For formatting, I moved to the ‘Preview’ tab where I changed the font style and font size. I also played with the thickness option under the ‘Edges’ menu.
After all this, my network visualization was ready, and it can be viewed under the ‘Findings’ section of this report.
The final visualization with the ForceAtlas 2 + Expansion layout represented data in four clusters. I could clearly identify 3 clusters – ‘Fantastic Four’ and ‘X-Men’ and characters affiliated to the ‘Avengers’. I think the Avengers group included characters from the movies and comic books.
I also used some filtering option for my visualization and the statistics were as follows –
Average Degree – 35.027
Modularity – 0.299
Range (Degree) Settings – From 924 to 2189
Visualization I created using Gephi
Overall, I enjoyed exploring Gephi but I think it takes time to get used to it. After working on this project, I feel that Gephi restricts the user and does not give as much freedom as Tableau.

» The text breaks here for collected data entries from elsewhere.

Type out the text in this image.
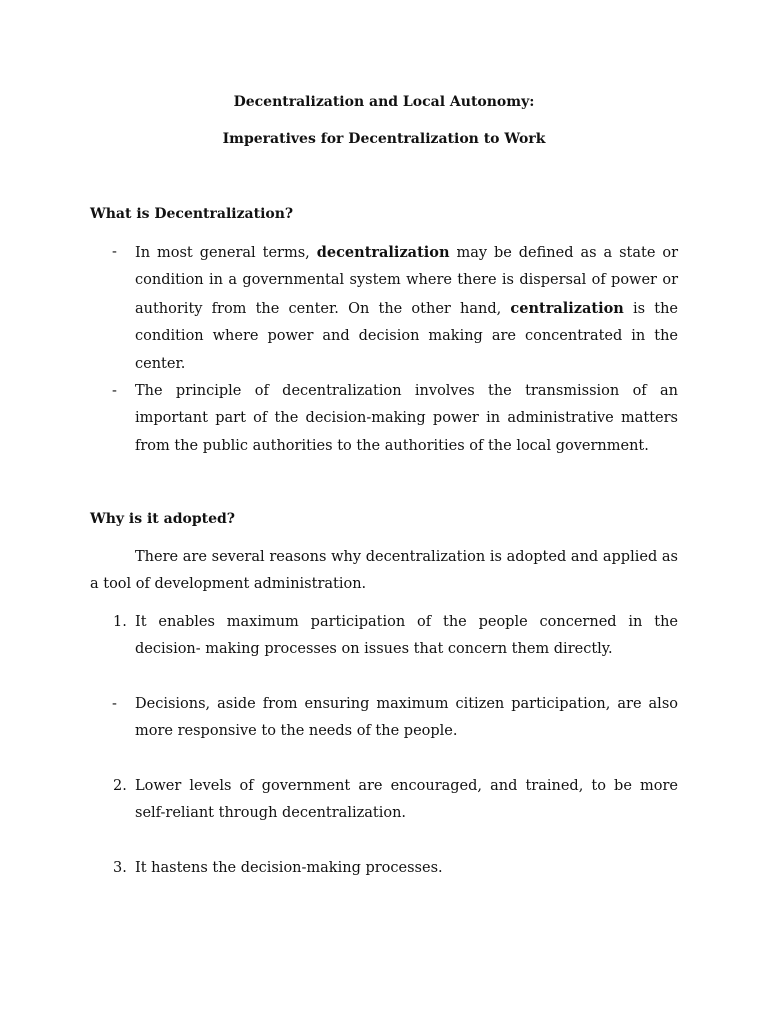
Decentralization and Local Autonomy:
Imperatives for Decentralization to Work
What is Decentralization?
-	In most general terms, decentralization may be defined as a state or condition in a governmental system where there is dispersal of power or authority from the center. On the other hand, centralization is the condition where power and decision making are concentrated in the center.
-	The principle of decentralization involves the transmission of an important part of the decision-making power in administrative matters from the public authorities to the authorities of the local government.
Why is it adopted?
There are several reasons why decentralization is adopted and applied as a tool of development administration.
1. It enables maximum participation of the people concerned in the decision- making processes on issues that concern them directly.
-	Decisions, aside from ensuring maximum citizen participation, are also more responsive to the needs of the people.
2. Lower levels of government are encouraged, and trained, to be more self-reliant through decentralization.
3. It hastens the decision-making processes.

Though it is a very powerful tool to make amazing network visualizations, it comes with its drawbacks. The biggest drawback that I feel in this software is the inability to undo any action. It was difficult for me to experiment with the software without the undo button. In order to tackle this inability, I had to save a new version of that particular project after every change I made. As a user, it was very frustrating for me. Also, I think some small features like zoom in and zoom out also worked against my mental model.
Talking about my dataset, I feel that my dataset was very big for this software to process. So next time when I will use Gephi to make any visualization, I will make sure that my dataset is not that big. This will help in making better visualizations.
In all, Gephi has a lot of potential provided it is designed in the right way.